Citant les travaux de Carl Jung, il souligne l’importance d’avoir des buts personnels. Souvent, les buts de l’existence sont donnés par l’extérieur : consommation, performance, accomplissement matériel. Face à une maladie comme le cancer, la futilité de ces buts apparaît en même temps que la question existentielle du sens profond de la vie. Boukaram suggère de renverser la perspective égocentrique en remplaçant la question « qu’est-ce que le monde peut faire pour moi ? » par « que puis-je faire pour le monde ? » Le but doit être difficile mais réalisable. Il permet de transcender l’égo, de s’abandonner dans le moment présent, d’atteindre l’état de flux décrit par le psychologue Mihaly Csikszentmihalyi.

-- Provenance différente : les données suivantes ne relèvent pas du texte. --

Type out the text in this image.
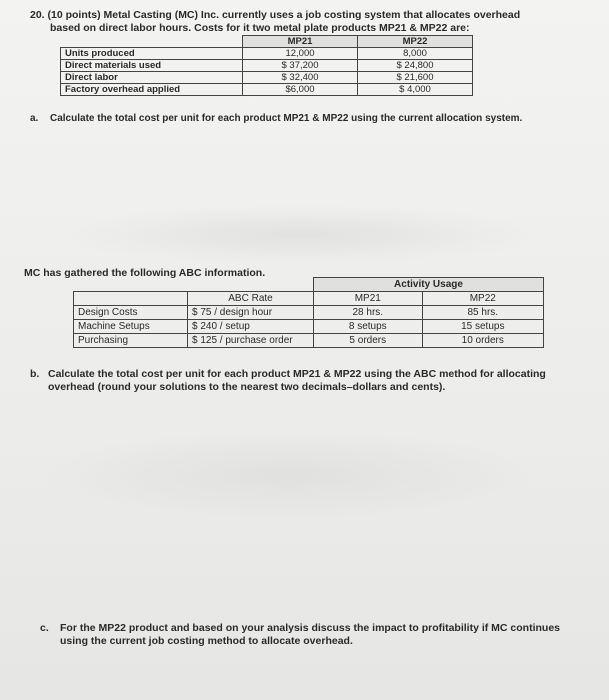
20. (10 points) Metal Casting (MC) Inc. currently uses a job costing system that allocates overhead
based on direct labor hours. Costs for it two metal plate products MP21 & MP22 are:
	MP21	MP22
Units produced	12,000	8,000
Direct materials used	$ 37,200	$ 24,800
Direct labor	$ 32,400	$ 21,600
Factory overhead applied	$6,000	$ 4,000
a. Calculate the total cost per unit for each product MP21 & MP22 using the current allocation system.
MC has gathered the following ABC information.
		Activity Usage	
	ABC Rate	MP21	MP22
Design Costs	$ 75 / design hour	28 hrs.	85 hrs.
Machine Setups	$ 240 / setup	8 setups	15 setups
Purchasing	$ 125 / purchase order	5 orders	10 orders
b. Calculate the total cost per unit for each product MP21 & MP22 using the ABC method for allocating overhead (round your solutions to the nearest two decimals–dollars and cents).
c. For the MP22 product and based on your analysis discuss the impact to profitability if MC continues using the current job costing method to allocate overhead.
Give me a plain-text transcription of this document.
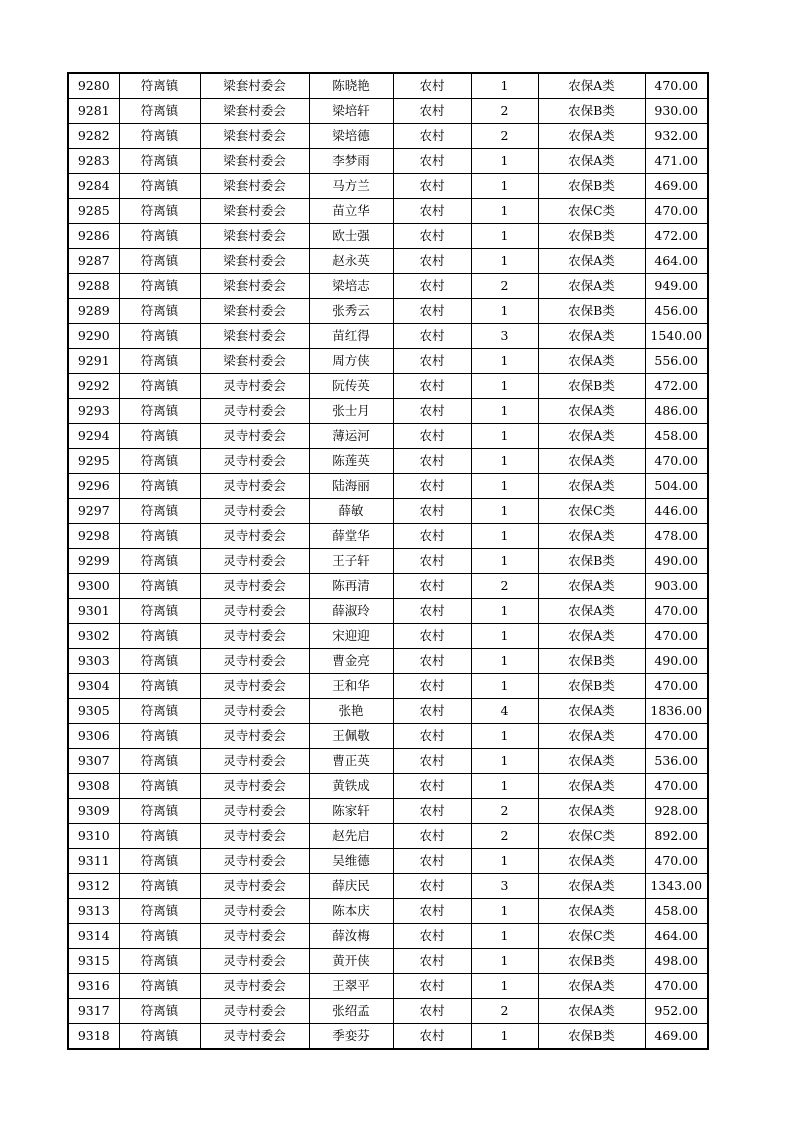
9280	符离镇	梁套村委会	陈晓艳	农村	1	农保A类	470.00
9281	符离镇	梁套村委会	梁培轩	农村	2	农保B类	930.00
9282	符离镇	梁套村委会	梁培德	农村	2	农保A类	932.00
9283	符离镇	梁套村委会	李梦雨	农村	1	农保A类	471.00
9284	符离镇	梁套村委会	马方兰	农村	1	农保B类	469.00
9285	符离镇	梁套村委会	苗立华	农村	1	农保C类	470.00
9286	符离镇	梁套村委会	欧士强	农村	1	农保B类	472.00
9287	符离镇	梁套村委会	赵永英	农村	1	农保A类	464.00
9288	符离镇	梁套村委会	梁培志	农村	2	农保A类	949.00
9289	符离镇	梁套村委会	张秀云	农村	1	农保B类	456.00
9290	符离镇	梁套村委会	苗红得	农村	3	农保A类	1540.00
9291	符离镇	梁套村委会	周方侠	农村	1	农保A类	556.00
9292	符离镇	灵寺村委会	阮传英	农村	1	农保B类	472.00
9293	符离镇	灵寺村委会	张士月	农村	1	农保A类	486.00
9294	符离镇	灵寺村委会	薄运河	农村	1	农保A类	458.00
9295	符离镇	灵寺村委会	陈莲英	农村	1	农保A类	470.00
9296	符离镇	灵寺村委会	陆海丽	农村	1	农保A类	504.00
9297	符离镇	灵寺村委会	薛敏	农村	1	农保C类	446.00
9298	符离镇	灵寺村委会	薛堂华	农村	1	农保A类	478.00
9299	符离镇	灵寺村委会	王子轩	农村	1	农保B类	490.00
9300	符离镇	灵寺村委会	陈再清	农村	2	农保A类	903.00
9301	符离镇	灵寺村委会	薛淑玲	农村	1	农保A类	470.00
9302	符离镇	灵寺村委会	宋迎迎	农村	1	农保A类	470.00
9303	符离镇	灵寺村委会	曹金亮	农村	1	农保B类	490.00
9304	符离镇	灵寺村委会	王和华	农村	1	农保B类	470.00
9305	符离镇	灵寺村委会	张艳	农村	4	农保A类	1836.00
9306	符离镇	灵寺村委会	王佩敬	农村	1	农保A类	470.00
9307	符离镇	灵寺村委会	曹正英	农村	1	农保A类	536.00
9308	符离镇	灵寺村委会	黄铁成	农村	1	农保A类	470.00
9309	符离镇	灵寺村委会	陈家轩	农村	2	农保A类	928.00
9310	符离镇	灵寺村委会	赵先启	农村	2	农保C类	892.00
9311	符离镇	灵寺村委会	吴维德	农村	1	农保A类	470.00
9312	符离镇	灵寺村委会	薛庆民	农村	3	农保A类	1343.00
9313	符离镇	灵寺村委会	陈本庆	农村	1	农保A类	458.00
9314	符离镇	灵寺村委会	薛汝梅	农村	1	农保C类	464.00
9315	符离镇	灵寺村委会	黄开侠	农村	1	农保B类	498.00
9316	符离镇	灵寺村委会	王翠平	农村	1	农保A类	470.00
9317	符离镇	灵寺村委会	张绍孟	农村	2	农保A类	952.00
9318	符离镇	灵寺村委会	季娈芬	农村	1	农保B类	469.00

Boukaram recommande de cultiver la joie de vivre, la gratitude et la compassion par un travail quotidien. En acceptant de faire face à ce qui émerge du fond de nous avec courage, en vivant le moment présent, surgit l’expérience de l’amour inconditionnel, la paix, la sérénité. Se départir du réflexe de performance pour entrer dans la gratitude et la présence a pour effet de fortifier le système immunitaire. Par ailleurs, il insiste sur l’importance de l’action, qui répond au besoin négligé derrière ce qui s’exprime. Sortir de notre zone de confort pour braver nos peurs, franchir l’inconnu, aller vers la nouveauté nous permet de prendre soin de nos besoins et de grandir intérieurement.

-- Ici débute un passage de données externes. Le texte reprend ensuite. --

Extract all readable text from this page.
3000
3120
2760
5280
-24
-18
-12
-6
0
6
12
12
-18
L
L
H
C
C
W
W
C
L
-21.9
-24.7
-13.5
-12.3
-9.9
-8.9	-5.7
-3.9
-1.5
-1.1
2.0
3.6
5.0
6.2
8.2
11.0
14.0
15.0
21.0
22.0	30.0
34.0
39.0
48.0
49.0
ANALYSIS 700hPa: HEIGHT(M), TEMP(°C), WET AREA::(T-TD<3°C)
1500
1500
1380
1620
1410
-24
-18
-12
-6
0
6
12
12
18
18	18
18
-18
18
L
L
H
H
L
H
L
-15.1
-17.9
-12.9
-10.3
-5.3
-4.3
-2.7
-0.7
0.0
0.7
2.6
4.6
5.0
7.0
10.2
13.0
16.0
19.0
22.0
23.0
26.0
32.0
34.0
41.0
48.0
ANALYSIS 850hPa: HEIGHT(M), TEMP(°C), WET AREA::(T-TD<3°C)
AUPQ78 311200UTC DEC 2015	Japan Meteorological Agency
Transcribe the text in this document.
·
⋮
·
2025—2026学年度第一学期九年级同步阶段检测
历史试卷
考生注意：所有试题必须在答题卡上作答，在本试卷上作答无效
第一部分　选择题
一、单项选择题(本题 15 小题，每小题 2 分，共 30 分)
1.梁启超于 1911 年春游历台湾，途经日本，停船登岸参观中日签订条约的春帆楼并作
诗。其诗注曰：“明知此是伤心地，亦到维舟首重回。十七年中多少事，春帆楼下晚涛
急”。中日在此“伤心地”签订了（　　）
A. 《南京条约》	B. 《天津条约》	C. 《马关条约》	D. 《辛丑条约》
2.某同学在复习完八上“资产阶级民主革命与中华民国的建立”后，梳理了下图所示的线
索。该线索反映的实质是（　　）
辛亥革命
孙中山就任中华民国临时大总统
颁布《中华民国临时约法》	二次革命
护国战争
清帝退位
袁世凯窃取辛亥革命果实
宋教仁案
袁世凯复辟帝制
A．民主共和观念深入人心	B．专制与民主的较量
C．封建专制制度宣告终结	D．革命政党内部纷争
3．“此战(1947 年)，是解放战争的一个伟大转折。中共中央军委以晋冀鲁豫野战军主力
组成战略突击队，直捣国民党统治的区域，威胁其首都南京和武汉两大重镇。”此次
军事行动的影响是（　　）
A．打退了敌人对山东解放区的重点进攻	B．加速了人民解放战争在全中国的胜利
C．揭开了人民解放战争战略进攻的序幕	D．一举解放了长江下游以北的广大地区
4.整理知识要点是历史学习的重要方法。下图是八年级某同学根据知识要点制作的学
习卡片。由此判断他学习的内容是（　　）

Certes, le lecteur averti, déjà informé des causes biologiques et psychologiques du cancer, qui a exploré les approches holistiques en santé, n’apprendra probablement pas grand-chose de ce livre. Bien que le Docteur Boukaram appuie ses arguments par plus de 450 références, il laisse sur sa faim le lecteur avide de solides démonstrations scientifiques. Toutefois, force est de saluer le courage et l’honnêteté intellectuelle de cet oncologue, initialement formé à une perspective matérialiste de la santé. En accompagnant des patients atteints de cancer, il a eu la sensibilité de valider l’importance de leur vécu émotionnel et de leur attitude intérieure dans l’évolution de leur santé. Sa curiosité scientifique l’a incité à approfondir ses recherches et son intégrité lui donne le courage de publier ce livre qui, il y a à peine dix ans, l’aurait exposé à de sérieux blâmes professionnels. Par ailleurs, en côtoyant des patients dont la guérison s’est enclenchée par la reconquête du sens de la vie, il a renoué avec une spiritualité incarnée, dépouillée de tout dogmatisme. Il plaide en faveur d’une spiritualité axée sur la relation de l’individu avec lui-même, avec sa famille, ses amis, son milieu… Une spiritualité qui n’implique aucune appartenance à une institution, qui revient à l’essentiel : le fait d’être vivant, de vouloir aimer, s’aimer et s’accomplir. Enfin, il contribue à l’évolution de la médecine en pratiquant en milieu hospitalier une médecine intégrative qui reconnaît la sagesse des émotions et le sens de la maladie.

Cyrinne Ben Mamou


[1] Le Docteur Christian Boukaram est radio-oncologue, chef de service de radiochirurgie à l’hôpital Maisonneuve-Rosemont (Montréal, Canada), chercheur et professeur à l’Université de Montréal. Il est cofondateur et directeur de CROIRE, un organisme qui offre un soutien émotionnel et spirituel aux personnes atteintes de cancer.